The three-layer model
- Skills layer. The agent calls a skill: Vigil, Sieve, Specter, or any of the others. The skill runs locally and returns a result. No external calls unless the skill explicitly requires them and declares them in
identity.json. - Rules layer. Before any action executes, the Rules skill evaluates it against active policy: spend limits, quiet hours, domain controls, and action-type restrictions. If the check fails, the action is blocked before anything happens.
- Proof layer. After execution, Verification issues a signed receipt. Specter generates a ZK commitment for payments. Identity anchors the agent to ERC-8004 on-chain. Everything is traceable back to a verifiable keypair.

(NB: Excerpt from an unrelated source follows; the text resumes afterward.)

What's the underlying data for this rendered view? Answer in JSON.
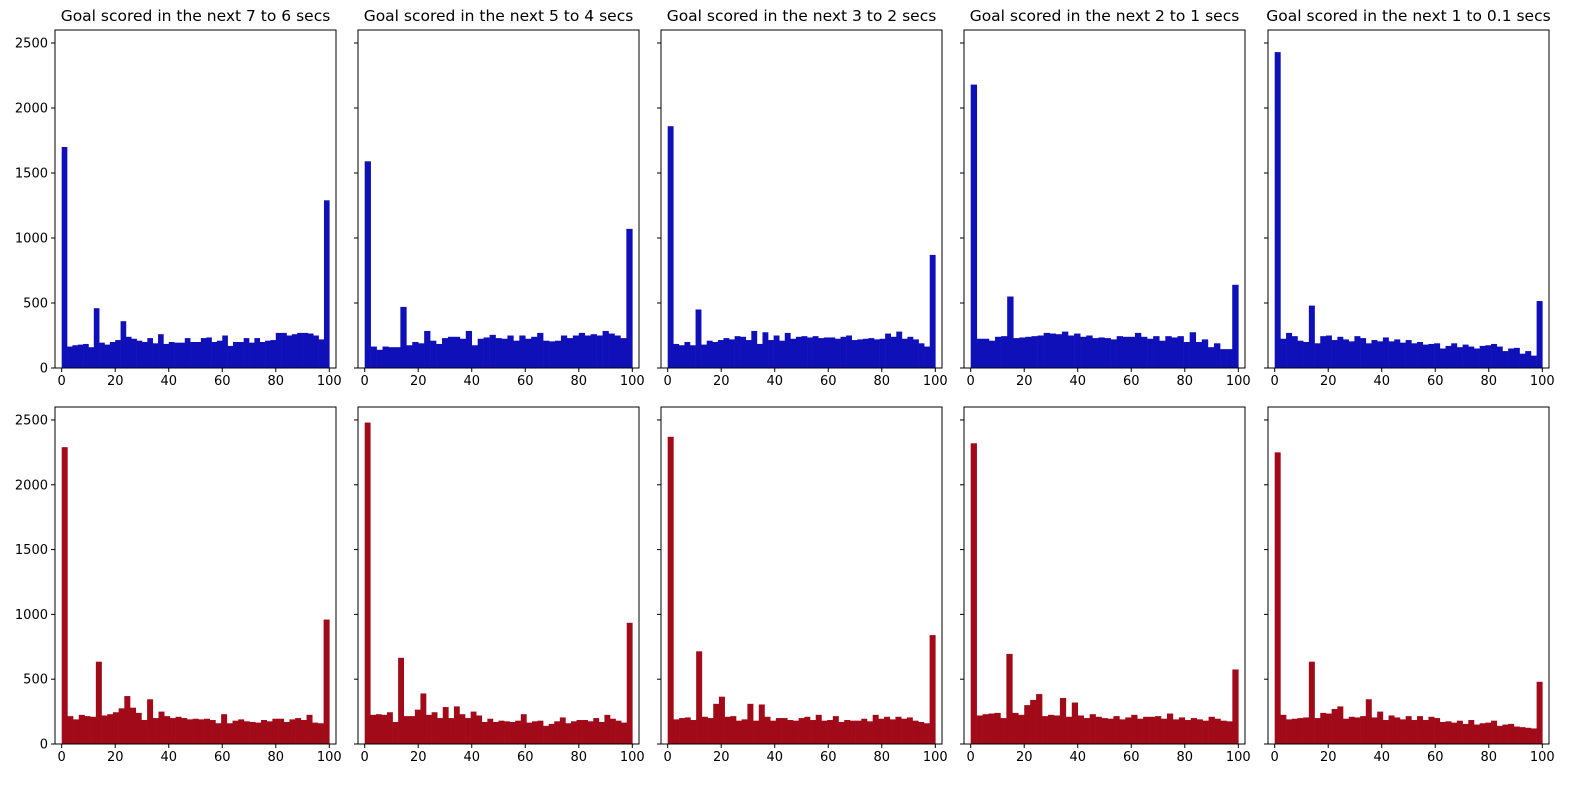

Skill composition and chaining
Skills compose. A single agent action typically activates several skills in sequence. For a document-processing task with a payment: Sieve redacts the raw input before it reaches the model, the model processes clean data, Rules validates the intended action against policy, Specter generates a ZK payment authorization, and Verification seals the outcome with a signed receipt.
Skills are stateless across calls. Persistent state (reputation scores, the nullifier registry, the receipt chain) is written to local storage by the skill on each call and read back on the next. No shared memory, no implicit coupling.

Deployment options
KOGENT runs in one of two modes:
- Local mode. All skills run on your machine. Receipts are signed locally. Calendar data, PII, and payment authorisations never leave the device. No external server is involved.
- Enclave mode. Skills run inside an isolated, encrypted virtual environment provisioned per user. No shared infrastructure, no plaintext data in transit, and no access by KOGENT to what runs inside. For users who cannot self-host but require the same privacy guarantees.
The only on-chain interactions in either mode are identity registration and payment commitments, and those are initiated explicitly, not automatically.